In what could be the shortest retirement in history, Bruce Arians reportedly accepted an offer to be the Colts offensive coordinator just eight days after he left the Steelers.
The Steelers claim Arians retired, but Arians says he was not offered a contract for the 2012 season.
Arians was hired by new Colts coach Chuck Pagano, who was Baltimore’s defensive coordinator last season. Pagano must have seen something he liked in Arians, despite the Ravens holding the Steelers to 27 points in two games.
Pagano and Arians are two of the latest new hires in the complete overhaul of the Colts organization.
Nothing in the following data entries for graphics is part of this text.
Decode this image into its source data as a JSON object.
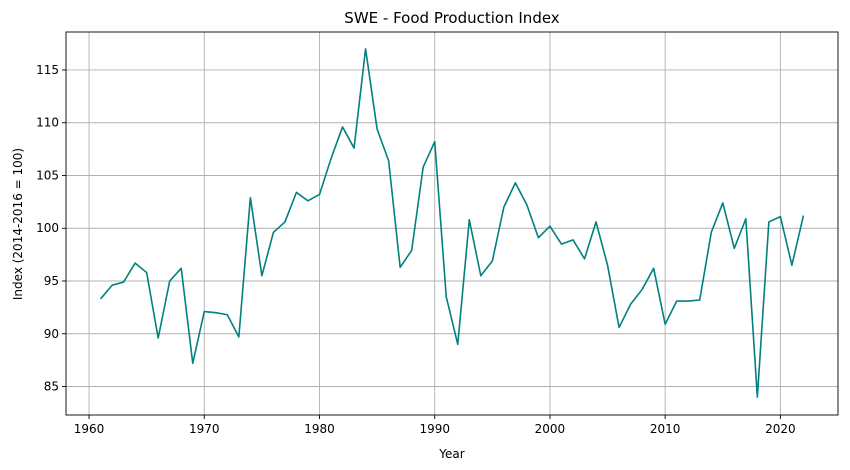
{
  "chart_data": {
    "type": "line",
    "title": "SWE - Food Production Index",
    "xlabel": "Year",
    "ylabel": "Index (2014-2016 = 100)",
    "xlim": [
      1958,
      2025
    ],
    "ylim": [
      82.3,
      118.6
    ],
    "xticks": [
      1960,
      1970,
      1980,
      1990,
      2000,
      2010,
      2020
    ],
    "yticks": [
      85,
      90,
      95,
      100,
      105,
      110,
      115
    ],
    "grid": true,
    "line_color": "#008080",
    "series": [
      {
        "x": [
          1961,
          1962,
          1963,
          1964,
          1965,
          1966,
          1967,
          1968,
          1969,
          1970,
          1971,
          1972,
          1973,
          1974,
          1975,
          1976,
          1977,
          1978,
          1979,
          1980,
          1981,
          1982,
          1983,
          1984,
          1985,
          1986,
          1987,
          1988,
          1989,
          1990,
          1991,
          1992,
          1993,
          1994,
          1995,
          1996,
          1997,
          1998,
          1999,
          2000,
          2001,
          2002,
          2003,
          2004,
          2005,
          2006,
          2007,
          2008,
          2009,
          2010,
          2011,
          2012,
          2013,
          2014,
          2015,
          2016,
          2017,
          2018,
          2019,
          2020,
          2021,
          2022
        ],
        "values": [
          93.3,
          94.6,
          94.9,
          96.7,
          95.8,
          89.6,
          95.0,
          96.2,
          87.2,
          92.1,
          92.0,
          91.8,
          89.7,
          102.9,
          95.5,
          99.6,
          100.6,
          103.4,
          102.6,
          103.2,
          106.6,
          109.6,
          107.6,
          117.0,
          109.4,
          106.4,
          96.3,
          97.9,
          105.8,
          108.2,
          93.5,
          89.0,
          100.8,
          95.5,
          96.9,
          102.0,
          104.3,
          102.2,
          99.1,
          100.2,
          98.5,
          98.9,
          97.1,
          100.6,
          96.5,
          90.6,
          92.8,
          94.2,
          96.2,
          90.9,
          93.1,
          93.1,
          93.2,
          99.6,
          102.4,
          98.1,
          100.9,
          84.0,
          100.6,
          101.1,
          96.5,
          101.2
        ]
      }
    ]
  }
}
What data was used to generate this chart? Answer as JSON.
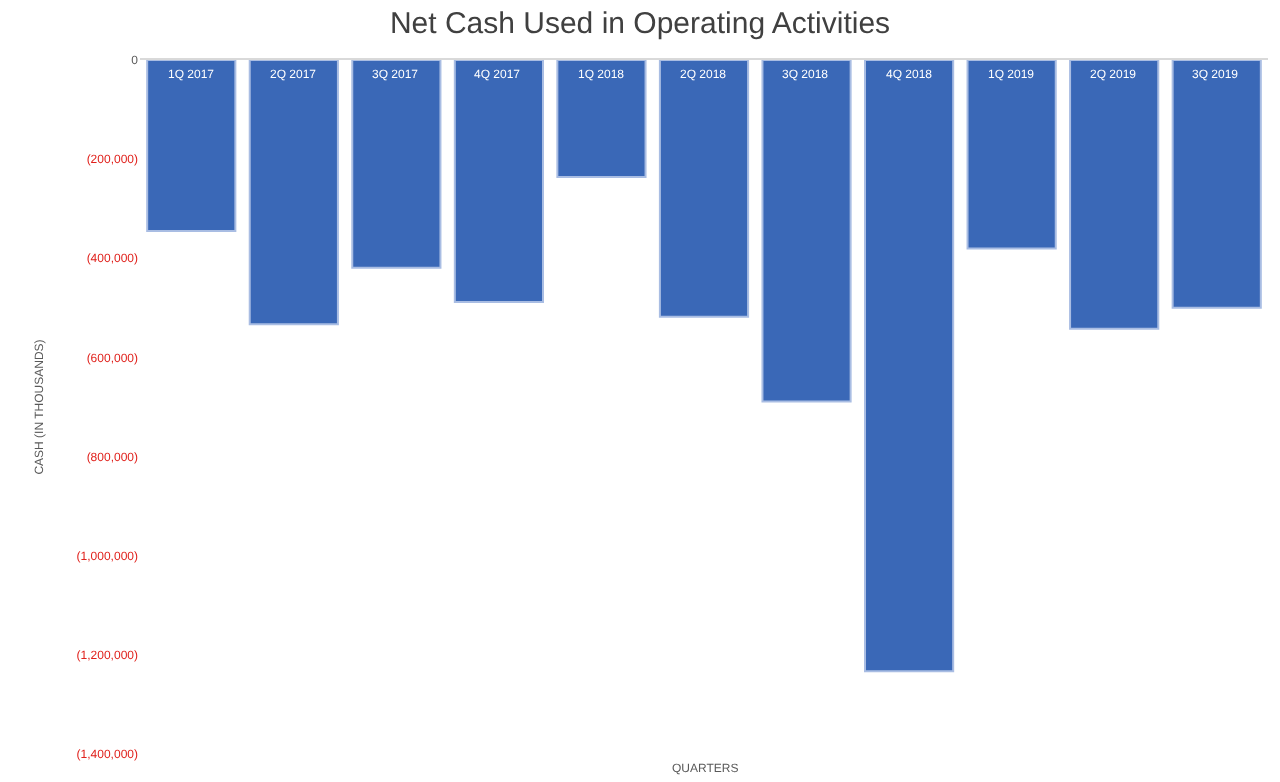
{
  "chart_data": {
    "type": "bar",
    "title": "Net Cash Used in Operating Activities",
    "xlabel": "QUARTERS",
    "ylabel": "CASH (IN THOUSANDS)",
    "categories": [
      "1Q 2017",
      "2Q 2017",
      "3Q 2017",
      "4Q 2017",
      "1Q 2018",
      "2Q 2018",
      "3Q 2018",
      "4Q 2018",
      "1Q 2019",
      "2Q 2019",
      "3Q 2019"
    ],
    "values": [
      -345000,
      -533000,
      -419000,
      -488000,
      -236000,
      -518000,
      -689000,
      -1233000,
      -380000,
      -542000,
      -500000
    ],
    "color": "#3a68b7",
    "ylim": [
      -1400000,
      0
    ],
    "yticks": [
      0,
      {
        "value": -200000,
        "label": "(200,000)"
      },
      {
        "value": -400000,
        "label": "(400,000)"
      },
      {
        "value": -600000,
        "label": "(600,000)"
      },
      {
        "value": -800000,
        "label": "(800,000)"
      },
      {
        "value": -1000000,
        "label": "(1,000,000)"
      },
      {
        "value": -1200000,
        "label": "(1,200,000)"
      },
      {
        "value": -1400000,
        "label": "(1,400,000)"
      }
    ]
  }
}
Longtime president Bill Polian was fired earlier this offseason, leading to something of a rift between cornerstone player Peyton Manning and owner Jim Irsay. Reports came out this morning the two have spoken and have cleared the air.
The question is who will be Arians’ quarterback. All signs indicate the Colts will draft Stanford phenom Andrew Luck with the first overall pick in the 2012 Draft. The Colts owe Manning a bonus of $ 28 million in March, and speculation exists that Manning may be released.
If he isn’t, the Colts will tie up a significant amount of money in their quarterback position, but it may be unavoidable. Even with a healthy Manning, his absence in 2011 exposed the Colts as a very shallow team, talent-wise, and they may not be able to compete next season anyway.
As the Colts continue to overhaul their front office, the roster will be next. They may decide to gut their roster in a rebuilding fashion, which would suggest starting Luck.
In that case, Arians will have perhaps the most important coordinator position in the league. Success in developing Luck quickly into a high-level quarterback could keep him in mind for a head coaching position in a year or two.
This off-season saw many open positions go to relative surprise candidates, like Pagano, and Greg Schiano, who was announced as Tampa Bay’s head coach this week. Miami hired Packers offensive coordinator Joe Philbin as its head coach as well.
Arians was Pittsburgh’s offensive coordinator since Ken Whisenhunt was hired as Arizona’s head coach in 2007. He called plays in two Super Bowls, winning one. Known as a quarterback-friendly coach, Arians led Pittsburgh’s quarterback, Ben Roethlisberger, to two Pro Bowls (2007 and 2011), and developed emerging WRs Mike Wallace and Antonio Brown into Pro Bowl level performers as well.